Certes il existe quelques exceptions, et les responsables politiques ainsi que les médias ne tariront pas d’éloge sur la réussite « exceptionnelle » d’un jeune  qui a réussi un parcours « brillant » auquel son origine, géographique et sociale, son « milieu » (sic) ne le destinaient en rien! Et cette réussite individuelle sera montée en épingle pour illustrer cette idéologie de l’effort personnel capable d’ouvrir  toutes les portes. Hélas, une étude récente publiée le 19 janvier par l’Institut des politiques publiques.montre que les grandes écoles restent aujourd’hui très sélectives socialement « largement fermées aux étudiants issus de milieux sociaux défavorisés », les femmes « y demeurent sous-représentées » et « la part des étudiants non-franciliens n’a pas progressé » .

Cette idéologie qui « sacre » l’individu  – je reviendrai ultérieurement sur les dégâts de l’individualisation de notre société – conduit à un déni de justice. Elle utilise habilement la rhétorique de « l’égalité des chances », expression dont il conviendrait de questionner l’usage tant ce dernier masque en réalité l’inégalité des conditions sociales.

Enfin cette idéologie consacre la compétition comme moyen et  « l’excellence » comme but ultime de toute formation et de tout parcours. Il faut sans cesse être le meilleur et ce en tous domaines, quels qu’en soient les coûts individuels (burnout),sociaux (chômage) mais aussi politiques (révoltes type gilets jaunes) et démocratiques, avec l’élargissement du divorce civique et la tentation  des partis populistes. J’aborderai ces derniers points, majeurs, en particulier ce qui conduit à la lente désagrégation de notre démocratie, lors de prochains articles.

Quelques propositions pour permettre aux jeunes, à tous les jeunes, d’être réellement acteurs de leur vie et de notre vie collective.

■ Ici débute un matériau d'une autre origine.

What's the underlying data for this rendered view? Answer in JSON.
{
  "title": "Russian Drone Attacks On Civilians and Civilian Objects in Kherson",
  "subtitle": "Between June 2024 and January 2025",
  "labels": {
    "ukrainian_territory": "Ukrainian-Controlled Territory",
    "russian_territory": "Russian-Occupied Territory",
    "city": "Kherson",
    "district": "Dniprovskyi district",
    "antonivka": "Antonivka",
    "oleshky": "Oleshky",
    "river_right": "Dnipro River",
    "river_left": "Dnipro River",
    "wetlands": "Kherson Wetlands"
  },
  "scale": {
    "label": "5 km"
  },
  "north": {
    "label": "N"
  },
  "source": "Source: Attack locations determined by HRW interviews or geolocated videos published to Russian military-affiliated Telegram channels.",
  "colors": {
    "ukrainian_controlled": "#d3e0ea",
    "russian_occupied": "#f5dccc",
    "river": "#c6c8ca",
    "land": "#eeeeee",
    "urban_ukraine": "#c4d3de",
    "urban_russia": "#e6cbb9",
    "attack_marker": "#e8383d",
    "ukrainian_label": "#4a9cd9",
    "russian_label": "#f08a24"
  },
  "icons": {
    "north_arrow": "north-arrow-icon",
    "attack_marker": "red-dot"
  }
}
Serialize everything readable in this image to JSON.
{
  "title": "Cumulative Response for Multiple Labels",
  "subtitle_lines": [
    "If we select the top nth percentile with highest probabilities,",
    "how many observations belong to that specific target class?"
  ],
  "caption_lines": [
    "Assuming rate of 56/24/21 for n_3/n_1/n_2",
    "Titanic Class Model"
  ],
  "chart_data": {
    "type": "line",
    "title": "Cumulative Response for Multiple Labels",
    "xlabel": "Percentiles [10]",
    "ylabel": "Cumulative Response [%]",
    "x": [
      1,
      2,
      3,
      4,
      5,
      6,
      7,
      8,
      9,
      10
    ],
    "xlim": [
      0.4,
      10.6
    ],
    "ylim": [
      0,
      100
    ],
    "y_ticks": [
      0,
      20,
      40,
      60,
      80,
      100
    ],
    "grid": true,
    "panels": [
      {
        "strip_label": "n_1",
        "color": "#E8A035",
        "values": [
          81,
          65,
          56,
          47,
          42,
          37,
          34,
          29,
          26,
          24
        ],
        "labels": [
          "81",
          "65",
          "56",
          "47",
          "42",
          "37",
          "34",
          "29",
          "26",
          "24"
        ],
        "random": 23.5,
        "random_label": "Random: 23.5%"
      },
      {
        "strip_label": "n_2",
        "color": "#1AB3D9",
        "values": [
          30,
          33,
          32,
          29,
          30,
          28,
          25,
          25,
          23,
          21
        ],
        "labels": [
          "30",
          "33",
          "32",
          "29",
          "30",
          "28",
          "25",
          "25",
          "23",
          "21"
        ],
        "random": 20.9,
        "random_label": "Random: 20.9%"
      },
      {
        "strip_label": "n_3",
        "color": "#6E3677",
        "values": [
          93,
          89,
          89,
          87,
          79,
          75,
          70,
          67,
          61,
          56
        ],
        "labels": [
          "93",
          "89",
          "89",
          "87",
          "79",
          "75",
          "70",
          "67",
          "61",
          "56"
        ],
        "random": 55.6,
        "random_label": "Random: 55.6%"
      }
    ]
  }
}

Le constat dressé ci-dessus est sombre. Par sa dureté même il appelle la formulation et la mise en œuvre de nouvelles orientations, de nouvelles perspectives.

Dans l’immédiat:

  • garantir un niveau de ressources aux jeunes à la recherche d’emploi, en formation, étudiants, leur permettant de se loger, se nourrir, étudier et vivre décemment. Saluons à ce propos la décision de la Métropole de Lyon de mettre en place un Revenu solidarité jeunes  pour les 18 – 24 ans qui ne peuvent prétendre aujourd’hui au au RSA et ne bénéficient pas d’aides par ailleurs telles que celles du CROUS. Pour Bruno Bernard, Président de la Métropole, il s’agit »d’un dispositif pour combler les trous. Notre but est d’aider les jeunes les plus précaires à passer ce cap en les accompagnant vers les dispositifs d’insertion. Aujourd’hui,  22, 6% des jeunes de la Métropole vivent en dessous du seuil de pauvreté ». Cette initiative de la Métropole de Lyon devrait inspirer le gouvernement pour que  chaque jeune de notre pays ait droit à des conditions d’existence décentes. Le montant d’un « revenu jeune », ses bénéficiaires potentiels, ses conditions d’attribution sont certes à définir dans le cadre d’une concertation entre les instances concernées et avec l’appui de spécialistes de ces questions. Toutefois, les nombreux travaux d’ores et déjà existants ainsi que l’urgence devraient conduire à instaurer  ce Revenu solidarité jeunes au plus vite

 

  • Ouvrir les universités: l’année universitaire est certes bien avancée, mais cela ne  doit pas être une raison pour refuser l’ouverture tant attendue des universités. Cela nécessitera un peu d’imagination, des changements d’organisation pour que cette ouverture soit compatible avec les respect des règles imposées par la situation sanitaire. Mais madame Vidal, Ministre de l’Enseignement supérieur, de la Recherche et de l’Innovation le doit aux étudiants et aux enseignants. Par respect, mais aussi par obligation de maintenir ouverts et toujours accessibles ces grands services publics que sont nos universités.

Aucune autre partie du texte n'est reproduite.